American geophysicist

Elizabeth "Betty" Thompson Bunce (April 25, 1915 – December 13, 2003) was an American geophysicist who became the first female chief scientist of an oceanic expedition at Woods Hole Oceanographic Institution.

==Early life and education==
Bunce was born in Mineola, New York on April 25, 1915. After graduating from Northfield School in 1933, she attended Smith College to study physical education. In 1941 she received her certificate in physical education, spending the next four years as a physical education teacher. During the summer of 1944, Bunce visited a friend working at the Woods Hole Oceanographic Institution. This began her long affiliation with the institute where she began working over summers. This research inspired her to return to Smith College for her master's degree in physics.

==Career==
After earning her masters, Bunce worked as a physics instructor at Smith from 1949 to 1951. In July 1952 she joined Woods Hole Oceanographic Institution as a full-time research associate. In 1964 she was appointed an associate scientist, later becoming a senior scientist and eventually a scientist emeritus in 1980. Bunce served as the Acting Chair of the Geology and Geophysics several times throughout the 1970s and 1980s, becoming the first female department chair at the institution. She was also the first American female chief scientist on an oceanic expedition. Her research interests included crustal structure, marine seismology, reflection and refraction, and underwater acoustics.

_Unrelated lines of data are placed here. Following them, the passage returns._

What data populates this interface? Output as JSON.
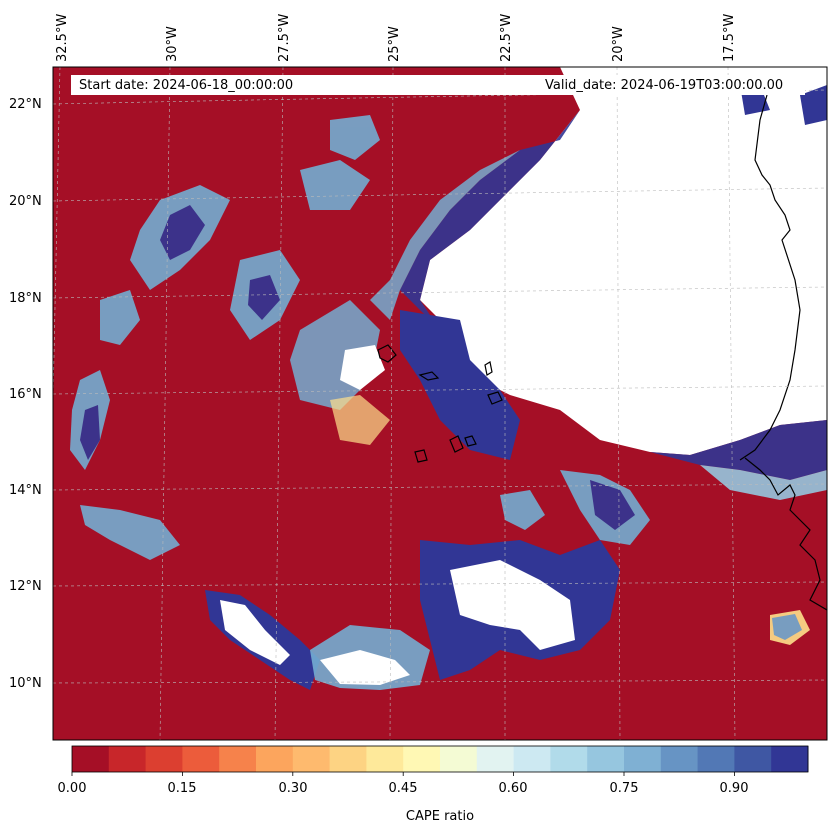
{
  "map": {
    "start_label": "Start date: 2024-06-18_00:00:00",
    "valid_label": "Valid_date: 2024-06-19T03:00:00.00",
    "lon_labels": [
      "32.5°W",
      "30°W",
      "27.5°W",
      "25°W",
      "22.5°W",
      "20°W",
      "17.5°W"
    ],
    "lat_labels": [
      "22°N",
      "20°N",
      "18°N",
      "16°N",
      "14°N",
      "12°N",
      "10°N"
    ],
    "field_colors": {
      "low": "#a50f26",
      "mid_orange": "#f46d43",
      "mid_light": "#fee08b",
      "pale": "#e0f3f8",
      "blue_mid": "#74add1",
      "high": "#313695",
      "masked": "#ffffff",
      "coastline": "#000000"
    }
  },
  "colorbar": {
    "label": "CAPE ratio",
    "tick_labels": [
      "0.00",
      "0.15",
      "0.30",
      "0.45",
      "0.60",
      "0.75",
      "0.90"
    ],
    "colors": [
      "#a50f26",
      "#c8262a",
      "#dc3f30",
      "#ec5c3b",
      "#f6824b",
      "#fca55d",
      "#feba6e",
      "#fdd383",
      "#fee99a",
      "#fff8b4",
      "#f4fbd4",
      "#e2f3f1",
      "#cde9f2",
      "#b1dbea",
      "#96c6df",
      "#7fb0d3",
      "#6794c4",
      "#5278b5",
      "#3f57a3",
      "#313695"
    ]
  }
}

Bunce was a fellow of the Geological Society of America, as well as a member of the Society of Exploration Geophysicists, the American Geophysical Union, and the American Association of Petroleum Geologists.

==Awards==
- Smith College awarded Bunce with an Honorary Doctor of Science in 1971.
- She was honored at the Woods Hole Oceanographic Institution "Woman Pioneers in Oceanography" seminar in March 1995 for her many contributions to oceanography.
- The Bunce Fault in the Puerto Rican Trench, the deepest part of the Atlantic Ocean, was named in her honor.